PURPOSE: Pituitary adenylate cyclase activating polypeptide (PACAP) is a neuroprotective
peptide that has been shown to exert protective effects in different models of neurodegenerative
diseases, including retinal degenerations. Data obtained from PACAP-deficient (PACAP
KO) mice provide evidence that endogenous PACAP has neuroprotective role in different
pathologies. PACAP KO mice show enhanced sensitivity to different insults, such as
oxidative stress, hypoxia and inflammation. The aim of the present study was to investigate
the protective effects of endogenous PACAP in retinal inflammation. METHODS: Endotoxin-caused
eye inflammation was induced by intraperitoneal injection of lipopolysaccharide (LPS)
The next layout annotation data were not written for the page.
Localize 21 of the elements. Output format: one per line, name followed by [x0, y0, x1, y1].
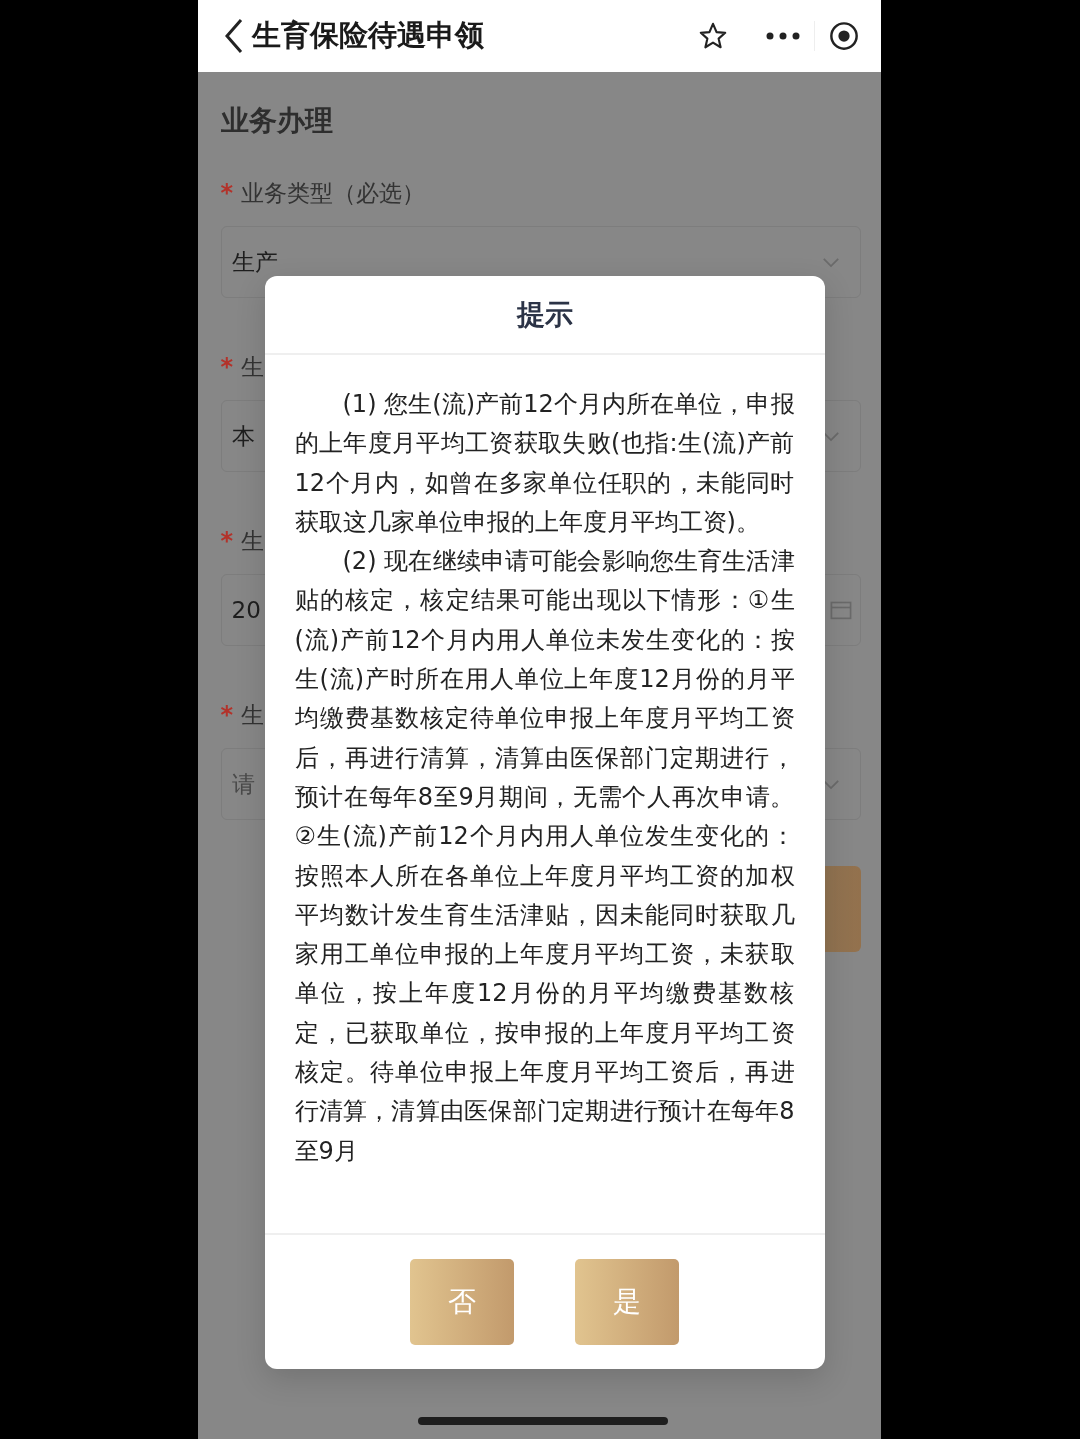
required-mark: * — [220, 179, 234, 207]
page-title: 生育保险待遇申领 — [251, 17, 485, 54]
required-mark: * — [220, 527, 234, 555]
dialog-paragraph: (2) 现在继续申请可能会影响您生育生活津贴的核定，核定结果可能出现以下情形：①生(流)产前12个月内用人单位未发生变化的：按生(流)产时所在用人单位上年度12月份的月平均缴费基数核定待单位申报上年度月平均工资后，再进行清算，清算由医保部门定期进行，预计在每年8至9月期间，无需个人再次申请。②生(流)产前12个月内用人单位发生变化的：按照本人所在各单位上年度月平均工资的加权平均数计发生育生活津贴，因未能同时获取几家用工单位申报的上年度月平均工资，未获取单位，按上年度12月份的月平均缴费基数核定，已获取单位，按申报的上年度月平均工资核定。待单位申报上年度月平均工资后，再进行清算，清算由医保部门定期进行预计在每年8至9月 — [294, 546, 795, 1167]
field-label: 业务类型（必选） — [241, 178, 426, 208]
more-icon[interactable] — [765, 32, 800, 40]
dialog-button[interactable]: 否 — [410, 1259, 514, 1345]
field-label: 生 — [241, 352, 265, 382]
dialog-paragraph: (1) 您生(流)产前12个月内所在单位，申报的上年度月平均工资获取失败(也指:生(流)产前12个月内，如曾在多家单位任职的，未能同时获取这几家单位申报的上年度月平均工资)。 — [294, 389, 795, 538]
required-mark: * — [220, 701, 234, 729]
star-icon[interactable] — [697, 21, 728, 51]
dialog-button[interactable]: 是 — [575, 1259, 679, 1345]
target-icon[interactable] — [828, 21, 859, 51]
dialog-title: 提示 — [264, 276, 825, 355]
field-label: 生 — [241, 526, 265, 556]
calendar-icon — [829, 600, 852, 620]
chevron-down-icon — [821, 256, 840, 268]
required-mark: * — [220, 353, 234, 381]
section-heading: 业务办理 — [220, 103, 334, 139]
field-label: 生 — [241, 700, 265, 730]
back-icon[interactable] — [223, 18, 244, 54]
in PACAP KO and wild type (Wt) mice. After LPS treatment, retinas were processed for
histological examination. To detect the alterations of different proteins and cytokines,
immunohistochemical, western blot and cytokine array were used. We also performed
dark-adapted electroretinography (ERG) to detect the functional differences. RESULTS:
The thickness of nearly all layers was significantly less in LPS-injected PACAP KO
mice compared to Wt animals. Increased expression of glial fibrillary acidic protein
(GFAP) was induced in Muller glial cells after LPS treatment, which was more intense
in PACAP KO mice. The levels of pAkt and pGSK were decreased in PACAP KO group during
inflammation. LPS treatment significantly increased cytokines (sICAM-1, JE, TIMP-1)
in both treated groups, but it was more expressed in PACAP KO animals. Furthermore,
ERG responses were disturbed after LPS injection in PACAP KO mice. CONCLUSION: Our
results showed that endogenous PACAP has a protective role in LPS-caused retinal inflammation.